Suicide : de nouvelles mesures au premier semestre 2016

Les suicides provoquent plus de 10.000 décès par an. La ministre de la Santé, Marisol Touraine, présentera un programme d'action dans le courant du premier semestre 2016 pour mieux prévenir ce fléau.

Chaque jour, 27 personnes mettent fin à leurs jours en France, ce qui représente plus de 9.700 morts par an. En réalité, ce chiffre avoisinerait plutôt 10.700 en raison d'une sous-estimation d'environ 10%.

A ces données alarmantes, s'ajoutent 200.000 tentatives de suicide annuelles qui entraînent près de 79.000 hospitalisations, indique le dernier rapport de l'Observatoire national du suicide. Ce document a été remis le 2 février 2016 à la ministre de la Santé, Marisol Touraine.

"L'enjeu, c'est de bien comprendre pour agir", a déclaré à cette occasion la ministre de la Santé, en amont de la Journée nationale de prévention du suicide du 5 février. Face à ce "drame de santé publique", Marisol Touraine a annoncé qu'elle présenterait une nouvelle feuille de route dans le courant du premier semestre 2016.

Améliorer la surveillance

Ce nouveau cadre opérationnel pour prévenir le suicide s'appuiera sur l'analyse de l'Observatoire national du suicide et d'autres travaux attendus "dans les prochaines semaines" : le rapport d'évaluation du plan psychiatrique et santé mentale, et celui du Haut Conseil pour la santé publique (HCSP).

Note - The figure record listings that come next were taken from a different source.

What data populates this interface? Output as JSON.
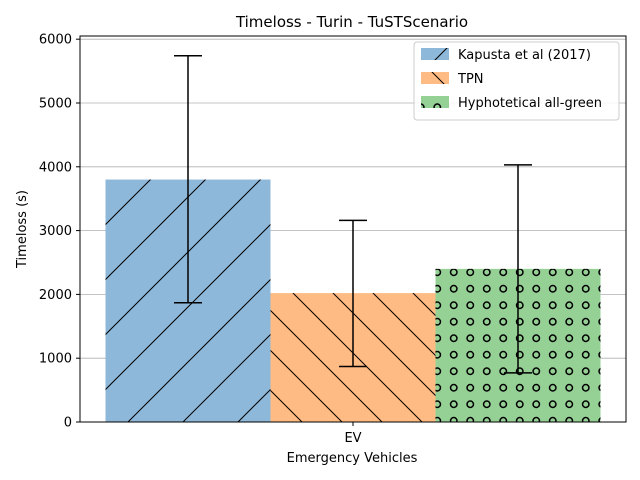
{
  "chart_data": {
    "type": "bar",
    "title": "Timeloss  - Turin - TuSTScenario",
    "xlabel": "Emergency Vehicles",
    "ylabel": "Timeloss (s)",
    "categories": [
      "EV"
    ],
    "ylim": [
      0,
      6050
    ],
    "yticks": [
      0,
      1000,
      2000,
      3000,
      4000,
      5000,
      6000
    ],
    "grid": "horizontal",
    "legend_position": "top-right",
    "series": [
      {
        "name": "Kapusta et al (2017)",
        "values": [
          3800
        ],
        "error_low": [
          1870
        ],
        "error_high": [
          5740
        ],
        "color": "#8db8d9",
        "hatch": "forward-diagonal"
      },
      {
        "name": "TPN",
        "values": [
          2020
        ],
        "error_low": [
          870
        ],
        "error_high": [
          3160
        ],
        "color": "#ffbb84",
        "hatch": "back-diagonal"
      },
      {
        "name": "Hyphotetical all-green",
        "values": [
          2400
        ],
        "error_low": [
          770
        ],
        "error_high": [
          4030
        ],
        "color": "#95d095",
        "hatch": "circles"
      }
    ]
  }
}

L'Observatoire national du suicide préconise notamment d'améliorer le système de surveillance des suicides et des tentatives de suicide. Pour Marisol Touraine, la loi santé "va permettre d'avancer très rapidement dans cette voie", en particulier avec "l'ouverture des données médico-administratives, des données de l'assurance maladie et des données hospitalières".

Pour mieux adapter les actions de prévention, le rapport recommande de développer une approche du suicide par type de population (jeunes étudiants, jeunes en prison, jeunes filles, etc.). La recherche doit intégrer les facteurs de risque (psychiatriques, socio-économiques, environnementaux, etc.) mais aussi les facteurs de protection. Parmi les autres recommandations, figure le développement de la postvention, c'est-à-dire les actions de soutien aux personnes endeuillées par un suicide.

La France mal placée au niveau européen

Malgré une baisse de 17% depuis 2002, "la France se situe parmi les pays européens ayant un taux élevé de suicide, après l'Autriche, la Belgique et la plupart des pays de l'Est", déplore l'Observatoire national du suicide. Dans notre pays, le taux de décès par suicide s'élève à 16,7 pour 100.000 habitants en 2012, contre 11,7 pour l'ensemble des 28 pays de l'Union européenne.

Ce taux est "trois fois supérieur chez les hommes", soit 25,9, contre 7,4 chez les femmes. Autre enseignement : le taux de décès augmente fortement avec l'âge pour atteindre 67 pour 100.000 hommes parmi les plus de 75 ans.

Pour autant, la part de la mortalité par suicide représente moins de 1% du total des décès des seniors alors qu'elle est logiquement plus importante chez les hommes plus jeunes : près de 18% pour les 15-24 ans, 22% pour les 25-34 ans et 19% pour les 35-44 ans. Ce phénomène se retrouve dans la population féminine.

Davantage de décès en Bretagne

Par ailleurs, le rapport de l'Observatoire national du suicide confirme la persistance d'inégalités territoriales. La Bretagne demeure la région la plus touchée avec une mortalité par suicide "en moyenne supérieure de 65% au taux national". Le taux de décès par suicide grimpe à 39,5 pour 100.000 hommes et 11,9 pour 100.000 femmes.

Pour lutter contre ce fléau, la Mutualité Française Bretagne anime plus d'une dizaine de réseaux de prévention du suicide dans les départements des Côtes-d'Armor, du Finistère, d'Ille-et-Vilaine et du Morbihan. Cette union régionale travaille en partenariat avec l'agence régionale de santé (ARS), le Conseil régional de Bretagne et de nombreux professionnels de la santé, du social, de l'éducation ou encore de l'insertion.

Autres zones particulièrement touchées : Nord-Pas-de-Calais, Limousin et Pays de la Loire. A l'inverse, l'Alsace, la Corse, Midi-Pyrénées et Rhône-Alpes affichent les plus bas taux de décès, "inférieurs de plus de 15% au taux moyen en France".